Em comunicado publicado nesta quarta-feira (22), entidade afirma que a imposição de franquia mínima de bagagem “coloca o Brasil na contramão”

Por Diário com agências

A Associação Internacional de Transporte Aéreo (IATA) se diz veementemente contra a volta a da franquia mínima de bagagem no transporte aéreo doméstico e internacional, aprovada nesta terça-feira (21), pela Câmara dos Deputados (MP 863/18).

A entidade afirmou, em nota publicada nesta quarta (22), que “vê com profunda preocupação os riscos que esse movimento representa para a aviação brasileira e, consequentemente, para o consumidor”.

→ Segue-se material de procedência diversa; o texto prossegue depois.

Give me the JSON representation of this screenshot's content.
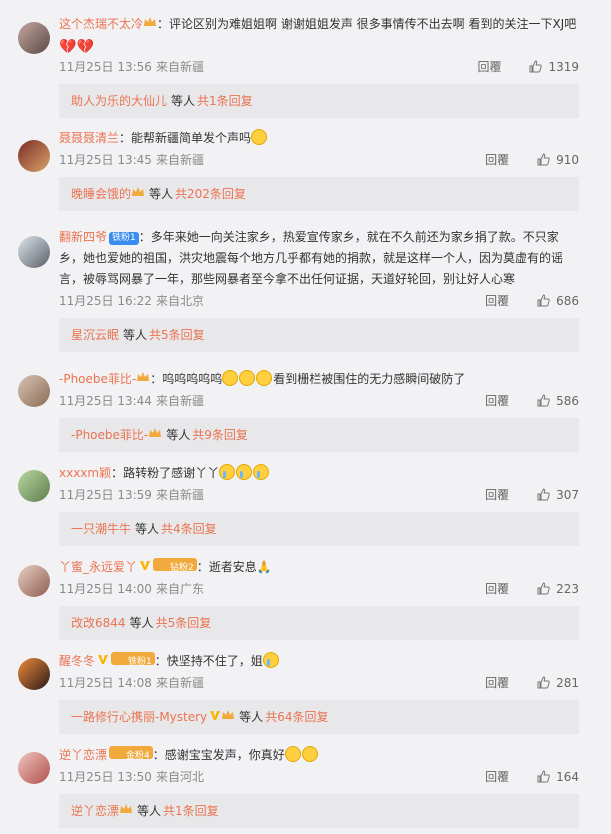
{
  "comments": [
    {
      "username": "这个杰瑞不太冷",
      "crown": true,
      "text": "：评论区别为难姐姐啊 谢谢姐姐发声 很多事情传不出去啊 看到的关注一下XJ吧",
      "emojis": [
        "broken-heart",
        "broken-heart"
      ],
      "time": "11月25日 13:56",
      "source": "来自新疆",
      "reply": "回覆",
      "likes": "1319",
      "sub_user": "助人为乐的大仙儿",
      "sub_text": "等人",
      "sub_count": "共1条回复"
    },
    {
      "username": "聂聂聂清兰",
      "text": "：能帮新疆简单发个声吗",
      "emojis": [
        "sad"
      ],
      "time": "11月25日 13:45",
      "source": "来自新疆",
      "reply": "回覆",
      "likes": "910",
      "sub_user": "晚睡会饿的",
      "sub_crown": true,
      "sub_text": "等人",
      "sub_count": "共202条回复"
    },
    {
      "username": "翻新四爷",
      "badge": "铁粉1",
      "badge_color": "blue",
      "text": "：多年来她一向关注家乡，热爱宣传家乡，就在不久前还为家乡捐了款。不只家乡，她也爱她的祖国，洪灾地震每个地方几乎都有她的捐款，就是这样一个人，因为莫虚有的谣言，被辱骂网暴了一年，那些网暴者至今拿不出任何证据，天道好轮回，别让好人心寒",
      "time": "11月25日 16:22",
      "source": "来自北京",
      "reply": "回覆",
      "likes": "686",
      "sub_user": "星沉云眠",
      "sub_text": "等人",
      "sub_count": "共5条回复"
    },
    {
      "username": "-Phoebe菲比-",
      "crown": true,
      "text_before": "：呜呜呜呜呜",
      "emojis": [
        "sad",
        "sad",
        "sad"
      ],
      "text": "看到栅栏被围住的无力感瞬间破防了",
      "time": "11月25日 13:44",
      "source": "来自新疆",
      "reply": "回覆",
      "likes": "586",
      "sub_user": "-Phoebe菲比-",
      "sub_crown": true,
      "sub_text": "等人",
      "sub_count": "共9条回复"
    },
    {
      "username": "xxxxm颖",
      "text": "：路转粉了感谢丫丫",
      "emojis": [
        "cry",
        "cry",
        "cry"
      ],
      "time": "11月25日 13:59",
      "source": "来自新疆",
      "reply": "回覆",
      "likes": "307",
      "sub_user": "一只潮牛牛",
      "sub_text": "等人",
      "sub_count": "共4条回复"
    },
    {
      "username": "丫蜜_永远爱丫",
      "vip": true,
      "badge": "钻粉2",
      "badge_color": "gold",
      "crown": true,
      "text": "：逝者安息🙏",
      "time": "11月25日 14:00",
      "source": "来自广东",
      "reply": "回覆",
      "likes": "223",
      "sub_user": "改改6844",
      "sub_text": "等人",
      "sub_count": "共5条回复"
    },
    {
      "username": "醒冬冬",
      "vip": true,
      "badge": "铁粉1",
      "badge_color": "gold",
      "crown": true,
      "text": "：快坚持不住了，姐",
      "emojis": [
        "cry"
      ],
      "time": "11月25日 14:08",
      "source": "来自新疆",
      "reply": "回覆",
      "likes": "281",
      "sub_user": "一路修行心携丽-Mystery",
      "sub_vip": true,
      "sub_crown": true,
      "sub_text": "等人",
      "sub_count": "共64条回复"
    },
    {
      "username": "逆丫恋漂",
      "badge": "金粉4",
      "badge_color": "gold",
      "crown": true,
      "text": "：感谢宝宝发声，你真好",
      "emojis": [
        "smile",
        "smile"
      ],
      "time": "11月25日 13:50",
      "source": "来自河北",
      "reply": "回覆",
      "likes": "164",
      "sub_user": "逆丫恋漂",
      "sub_crown": true,
      "sub_text": "等人",
      "sub_count": "共1条回复"
    }
  ],
  "icons": {
    "like": "thumbs-up-icon",
    "crown": "crown-icon",
    "vip": "vip-v-icon"
  },
  "colors": {
    "username": "#eb7350",
    "meta": "#8a8a8a",
    "subbox": "#e8e8eb",
    "background": "#f2f2f5"
  }
}
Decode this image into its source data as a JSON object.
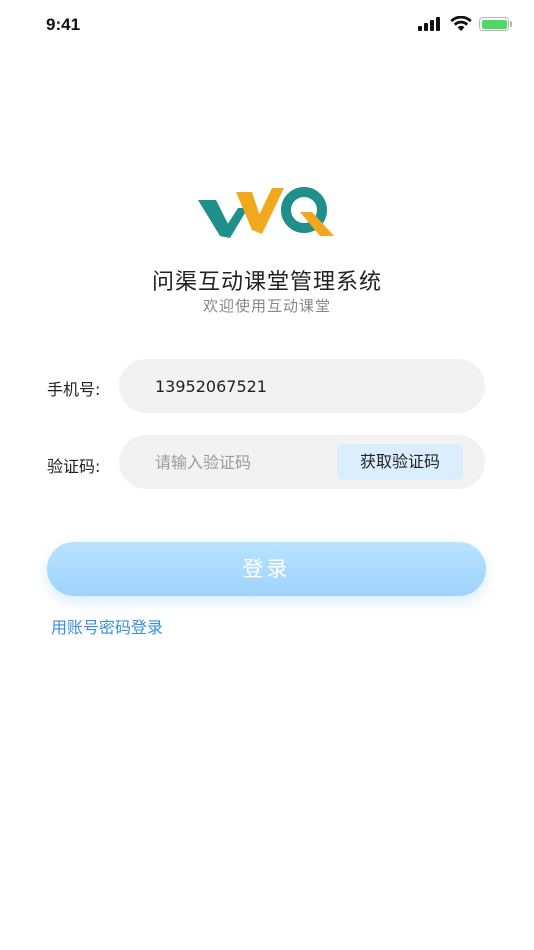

Segundo o texto, “impor uma franquia de bagagem por passageiro afugenta o interesse de empresas aéreas internacionais e sufoca, ainda mais, o potencial da aviação comercial no Brasil, que já possui um dos combustíveis mais caros do planeta. Além disso, representa um grande retrocesso em relação às melhores práticas mundiais, pois torna as viagens cada vez mais caras. A medida ainda coloca o Brasil na contramão no que diz respeito à atração de empresas aéreas adicionais e de baixo custo para o país.

A IATA afirma que a medida também cria insegurança jurídica, pois modifica uma regra definida pela Agência Nacional de Aviação Civil (ANAC), que recebeu aval do Tribunal de Contas da União (TCU) sobre competências legais. “Seu efeito é danoso para o mercado e, principalmente, para o consumidor”, diz.

A entidade afirma ainda que a livre concorrência traz benefícios aos passageiros aéreos. “A experiência em todo o mundo mostra que a força do mercado é muito mais eficaz para estimular a inovação e a criatividade do que o excesso de regulamentação do governo”.

E finaliza: “um dos grandes desafios do Brasil é garantir que todas as empresas aéreas tenham um ambiente regulatório alinhado às melhores práticas globais, evitando-se, assim, deficiências ao setor. Países que promoveram a aviação ao modernizarem a estrutura regulatória e jurídica, eliminando o excesso de regulação e protecionismo, criaram condições ideais para o crescimento da indústria, beneficiando a todos, tanto o lado social quanto o econômico”.